The Ganymede Takeover
- Cover of first edition (paperback)
- Author: Philip K. Dick and Ray Nelson
- Cover artist: Jack Gaughan
- Language: English
- Genre: Science fiction
- Publisher: Ace Books
- Publication date: 1967
- Publication place: United States
- Media type: Print (hardback & paperback)
- Pages: 157

= The Ganymede Takeover =

1967 novel by Philip K. Dick

The Ganymede Takeover is a 1967 science fiction novel by American writers Philip K. Dick and Ray Nelson. It is an alien invasion novel, and similar to Dick's earlier solo novel The Game-Players of Titan.

==Plot summary==

The novel takes place on a future Earth (vidphones, telepaths, androids, ionocraft are normal) recently conquered by aliens from Ganymede: limbless, worm-like creatures whose physical needs are attended to by a slave-race of specialist 'creeches'. Mekkis is the leader of a Ganymedean faction that opposed the war when his Oracle (a creature capable of precognition) foresaw a 'coming darkness'. The apparent success of the invasion means he is now discredited. As a result, Mekkis is saddled with the troublesome Bale of Tennessee, home to the last remaining core of resistance, the 'Neeg-parts' led by Black Muslim leader Percy X. Unknown to all concerned, another resistance movement operates covertly under cover of the World Psychiatric Association.
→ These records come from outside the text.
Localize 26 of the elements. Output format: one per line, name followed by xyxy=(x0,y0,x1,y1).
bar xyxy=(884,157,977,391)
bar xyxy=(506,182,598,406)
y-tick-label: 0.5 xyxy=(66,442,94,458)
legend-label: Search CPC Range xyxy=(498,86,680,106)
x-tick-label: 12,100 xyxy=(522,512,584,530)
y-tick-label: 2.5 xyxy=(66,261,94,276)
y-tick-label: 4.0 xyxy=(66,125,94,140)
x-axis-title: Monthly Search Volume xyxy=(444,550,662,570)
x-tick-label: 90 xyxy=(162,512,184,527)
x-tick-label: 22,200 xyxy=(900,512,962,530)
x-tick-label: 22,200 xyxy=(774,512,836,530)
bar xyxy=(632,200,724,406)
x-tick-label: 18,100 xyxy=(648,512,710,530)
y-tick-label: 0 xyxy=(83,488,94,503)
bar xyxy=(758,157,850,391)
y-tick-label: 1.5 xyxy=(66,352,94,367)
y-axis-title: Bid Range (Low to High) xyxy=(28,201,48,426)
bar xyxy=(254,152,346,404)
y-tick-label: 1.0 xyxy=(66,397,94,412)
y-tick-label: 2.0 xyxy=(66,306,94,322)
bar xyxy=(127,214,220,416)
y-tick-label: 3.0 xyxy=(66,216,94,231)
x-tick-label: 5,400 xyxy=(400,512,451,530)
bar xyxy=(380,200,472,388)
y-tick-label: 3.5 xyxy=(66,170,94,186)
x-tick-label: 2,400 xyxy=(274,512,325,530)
One of its agents, Doctor Paul Rivers, is seeking to protect Percy X by assassinating his former girlfriend, TV host Joan Hiashi who is collaborating with the Ganymedeans to capture Percy X. Although Joan Hiashi switches sides after discovering that Percy X is a trained telepath who can read her mind, Percy X is still captured thanks to a tracking device planted on her by racist landowner Gus Swenesgard.

Mekkis offers Percy X the chance to become the puppet ruler of Tennessee. When the offer is violently declined, Mekkis sends Percy X and Joan to the Norwegian clinic of psychiatric genius Rudolph Balkani, who has had exceptional success turning resistors into enthusiastic collaborators via sensory deprivation therapy. Dr. Rivers manages to free Joan and Percy X, replacing them with androids. On discovering the ruse, Rudolph Balkani commits suicide. This along with a number of other suicides (encouraged by the World Psychiatric Association) lead the Ganymedians to wrongly assume that Balkani has helped the resistance infiltrate their collaborationist regime. Judging their proxy rule of Earth to be impractical, they decide to withdraw from the planet and destroy all life through a device that will block the sun's rays.

Meanwhile, the Neeg-parts have seized a cache of weapons developed by Rudolph Balkani during the war — machines that turn illusions thought up by their users into reality, and a 'hell-weapon' that was never used against the aliens, as it would destroy humanity as well. After most of his troops desert due to the psychological problems caused by the illusion machines, Percy X is finally defeated by an army of robots created by Gus Swenesgard. Dr. Rivers is sent to kill Percy X, both to prevent his capture and stop him activating the hell-weapon.

Mekkis has become obsessed with the theories of Rudolph Balkani. In order to get revenge on his enemies he forms a telepathic link with Percy X that will enable the hell-weapon to destroy those Ganymedians who are not on Earth. After killing Percy X, Rivers is able to switch off the device before humanity is destroyed, but the Ganymedians instinctively form a group mind in times of danger, and so become trapped in a permanent existential and experiential 'hell' within a dark void, unable to contact their creeches for help.

The novel ends with the creeches returning to Ganymede to start their own society, and the World Psychiatric Association supporting Gus Swenesgard as a useful puppet ruler until democracy is restored, though Dr. Rivers can't help wondering as to their true motives.